Senate Highway Bill Offers More Big Government Business as Usual

Washington, D.C., March 1, 2012 –The U.S. Senate is currently considering the Moving Ahead for Progress in the 21st Century Act (MAP-21, S. 1813), which would reauthorize the federal government’s surface transportation programs for two years. While the duration of the proposed bill is itself concerning, as reauthorizations typically cover five years, this legislation includes several provisions that run counter to fiscally conservative, free market principles.

“This has been touted as a coming together of both parties, which should set off red flags,” said Marc Scribner, land-use and transportation policy analyst at the Competitive Enterprise Institute. “Included in the current draft and in several amendments submitted are provisions that would ratchet up regulations and remove oversight over federal grants to the states.”

Scribner highlights an amendment submitted by Sen. Herb Kohl (D-Wisc.) as the bill’s most egregious provision. “Sen. Kohl’s legislation would roll back crucial reforms that helped save the U.S. railroad industry from extinction,” said Scribner. “The dystopian future Sen. Kohl is attempting to usher in would see expensive, frivolous complaints from antitrust attack dogs at the Justice Department and Federal Trade Commission. These two agencies are still living in the Antitrust Theory Dark Ages and are frequently and easily captured by corrupt political interests.”
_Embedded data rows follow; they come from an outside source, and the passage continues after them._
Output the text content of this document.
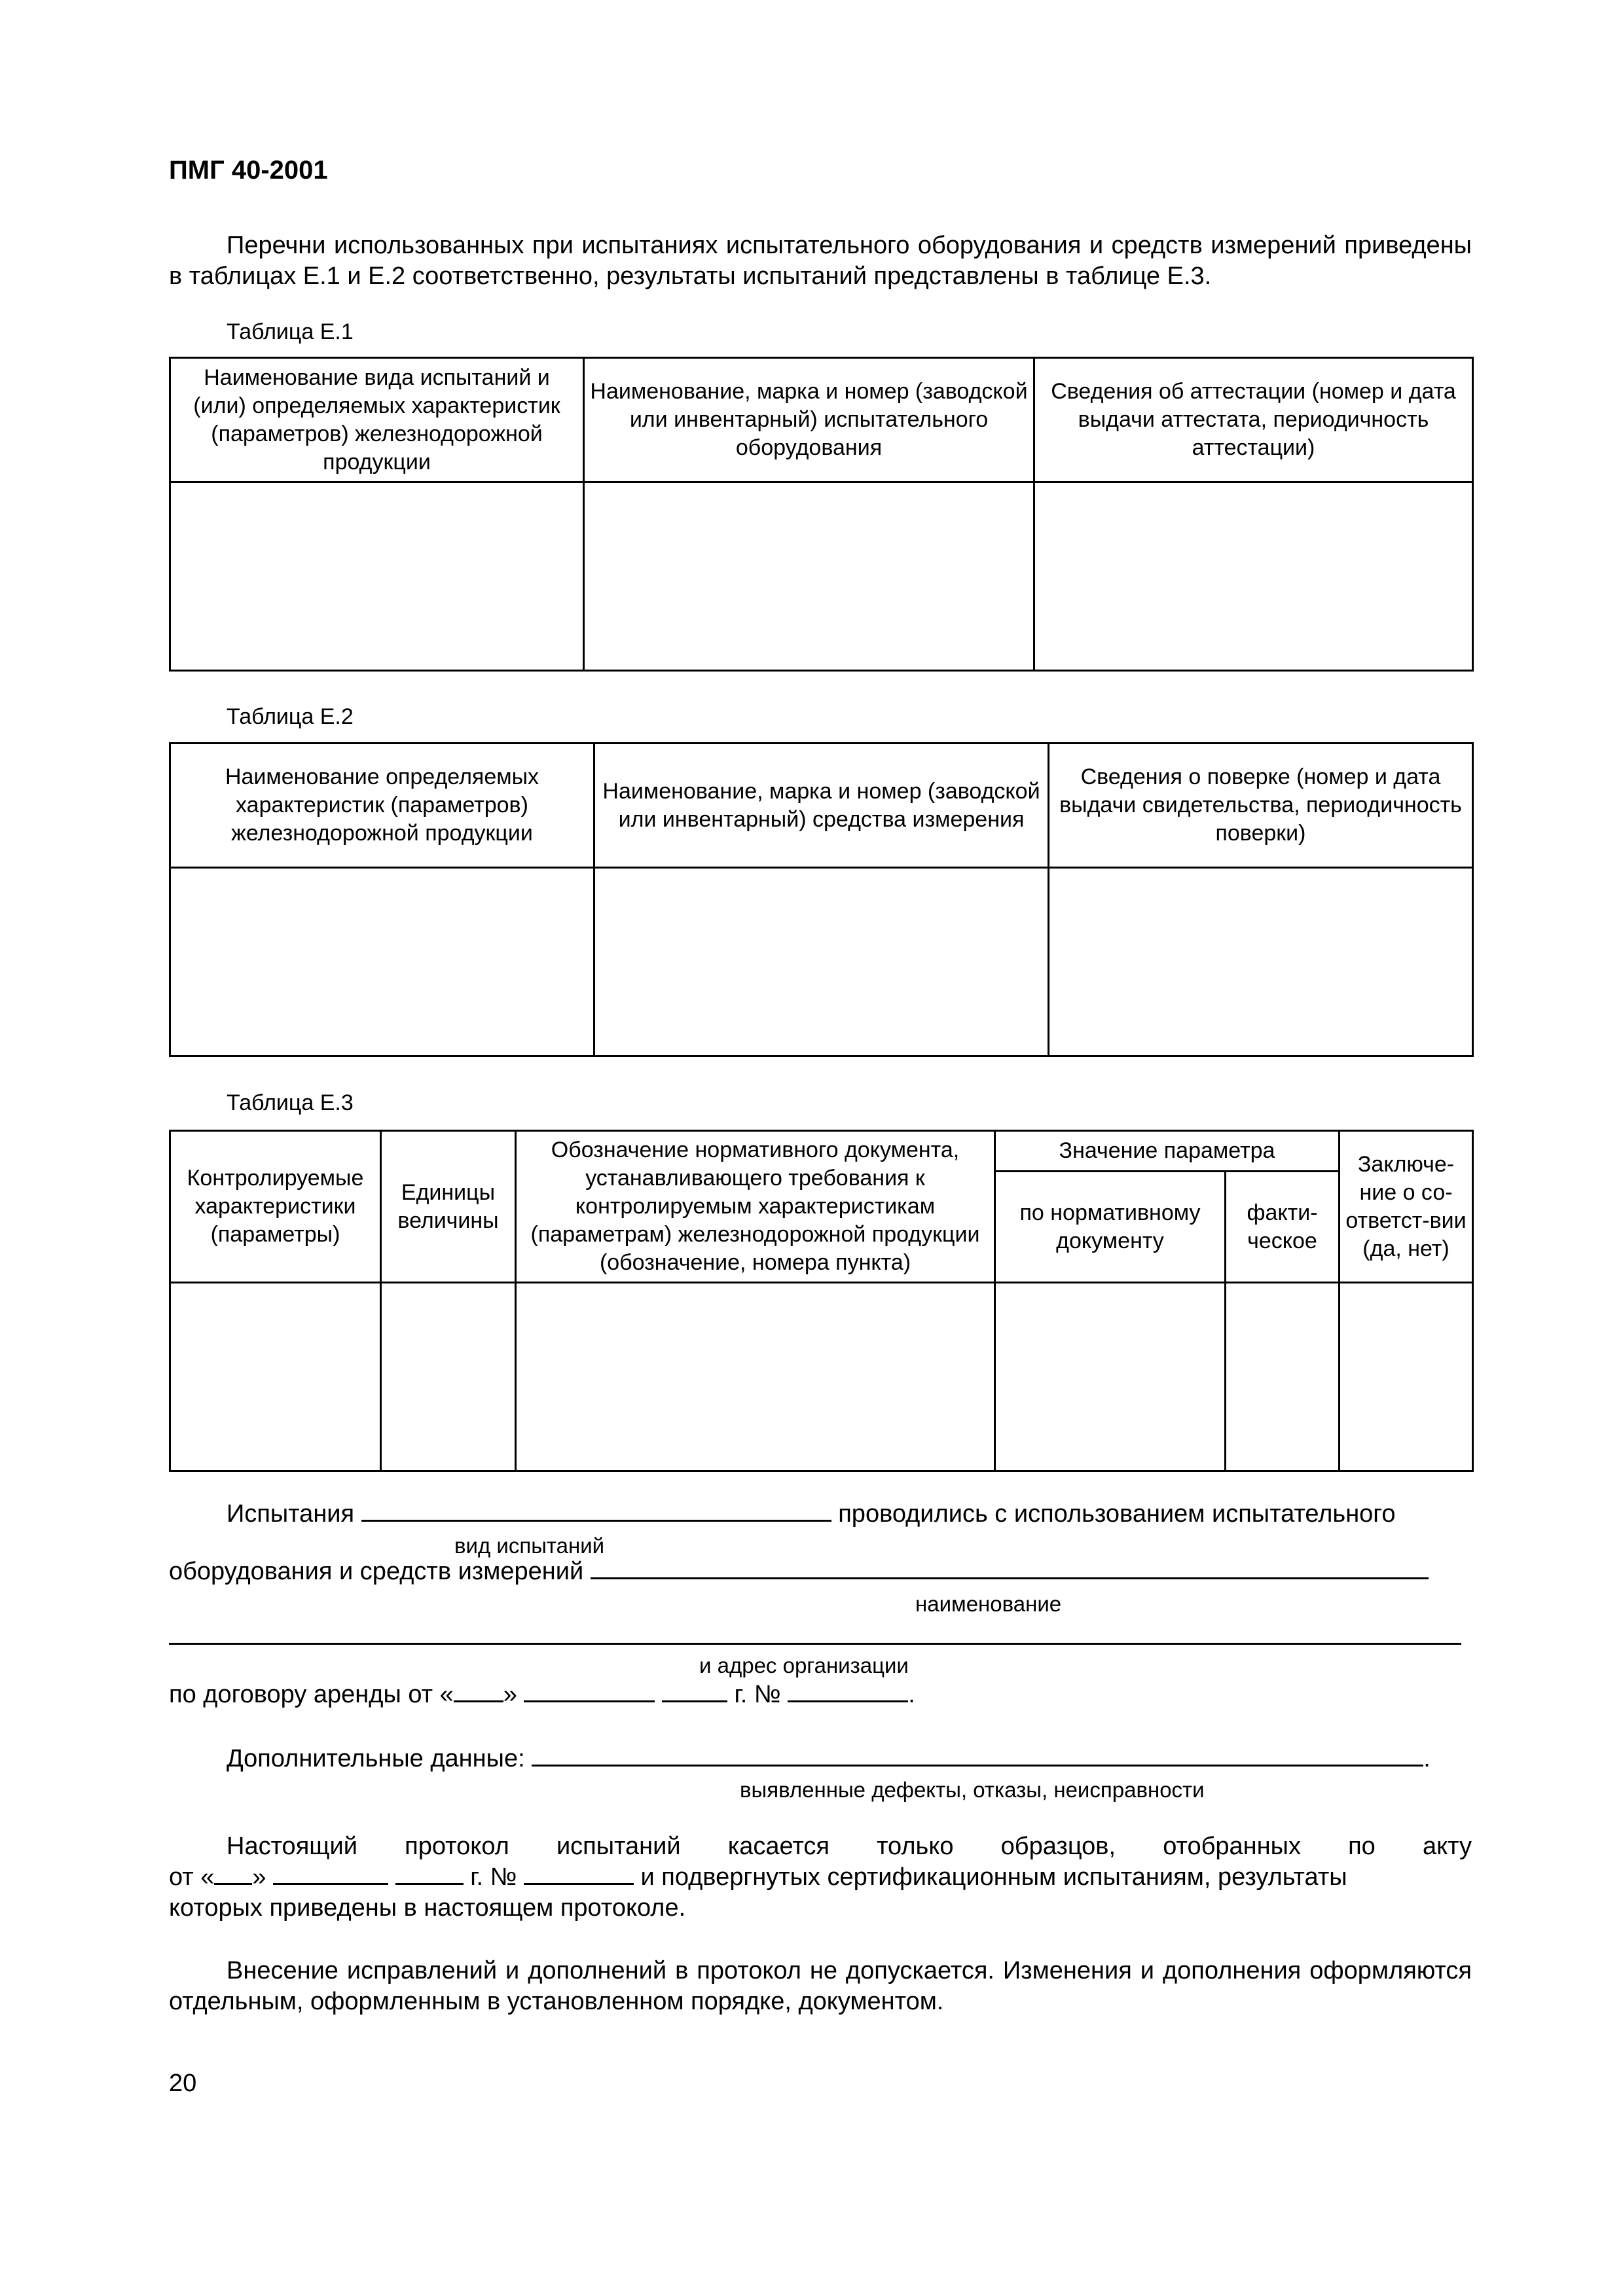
ПМГ 40-2001
Перечни использованных при испытаниях испытательного оборудования и средств измерений приведены в таблицах Е.1 и Е.2 соответственно, результаты испытаний представлены в таблице Е.3.
Таблица Е.1
Наименование вида испытаний и (или) определяемых характеристик (параметров) железнодорожной продукции	Наименование, марка и номер (заводской или инвентарный) испытательного оборудования	Сведения об аттестации (номер и дата выдачи аттестата, периодичность аттестации)

Таблица Е.2
Наименование определяемых характеристик (параметров) железнодорожной продукции	Наименование, марка и номер (заводской или инвентарный) средства измерения	Сведения о поверке (номер и дата выдачи свидетельства, периодичность поверки)

Таблица Е.3
Контролируемые характеристики (параметры)	Единицы величины	Обозначение нормативного документа, устанавливающего требования к контролируемым характеристикам (параметрам) железнодорожной продукции (обозначение, номера пункта)	Значение параметра		Заключе-ние о со-ответст-вии (да, нет)
			по нормативному документу	факти-ческое	

Испытания	проводились с использованием испытательного
вид испытаний
оборудования и средств измерений
наименование
и адрес организации
по договору аренды от « »	г. №	.
Дополнительные данные:	.
выявленные дефекты, отказы, неисправности
Настоящий протокол испытаний касается только образцов, отобранных по акту
от « »	г. №	и подвергнутых сертификационным испытаниям, результаты
которых приведены в настоящем протоколе.
Внесение исправлений и дополнений в протокол не допускается. Изменения и дополнения оформляются отдельным, оформленным в установленном порядке, документом.
20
These reckless provisions include:

1. Amendment 1591 to S. 1813 – Attaches Sen. Kohl’s Railroad Antitrust Enforcement Act of 2011 (S. 49), which failed in the previous session. The language would end the practice of granting sole jurisdiction in matters of competition policy with respect to U.S. rail carriers to the Surface Transportation Board (STB). Instead of allowing experts of this peculiar network industry from the STB review complaints, this provision will put biased and political antitrust enforcers from the Justice Department and Federal Trade Commission in charge.

2. Section 1518 of S. 1813 – Innocuously titled “State Autonomy for Culvert Pipe Selection,” the increase in “state autonomy” is not any sort of devolution proposal that fiscal conservatives can support. Rather, this is a sop to the concrete pipe industry on behalf of the Louisiana delegation that would modify competitive bidding requirements contained in 23 CFR 635.411. The envisioned new regulation would allow states to purchase culvert and storm sewer materials for federal-aid highway projects, guided not by cost and quality, but by political favoritism.

3. Section 307 of S. 2132 – Quietly added to the reauthorization’s financing legislation (“The Highway Investment, Job Creation and Economic Growth Act of 2012”), this language would direct into the Highway Trust Fund all revenue collected from a 2.5-percent tariff on imported automobiles. This sets a terrible precedent in the same way as the House highway bill’s creation of a new dedicated revenue stream from energy production does. Further increasing the reliance of the Trust Fund on non-user revenue makes real reform that much harder to accomplish in the future. Since politicians hate to give up “free” money (i.e., revenue-raising that does not show up on your W-2 form), Sec. 307 would make it all the more difficult to repeal these protectionist measures outright.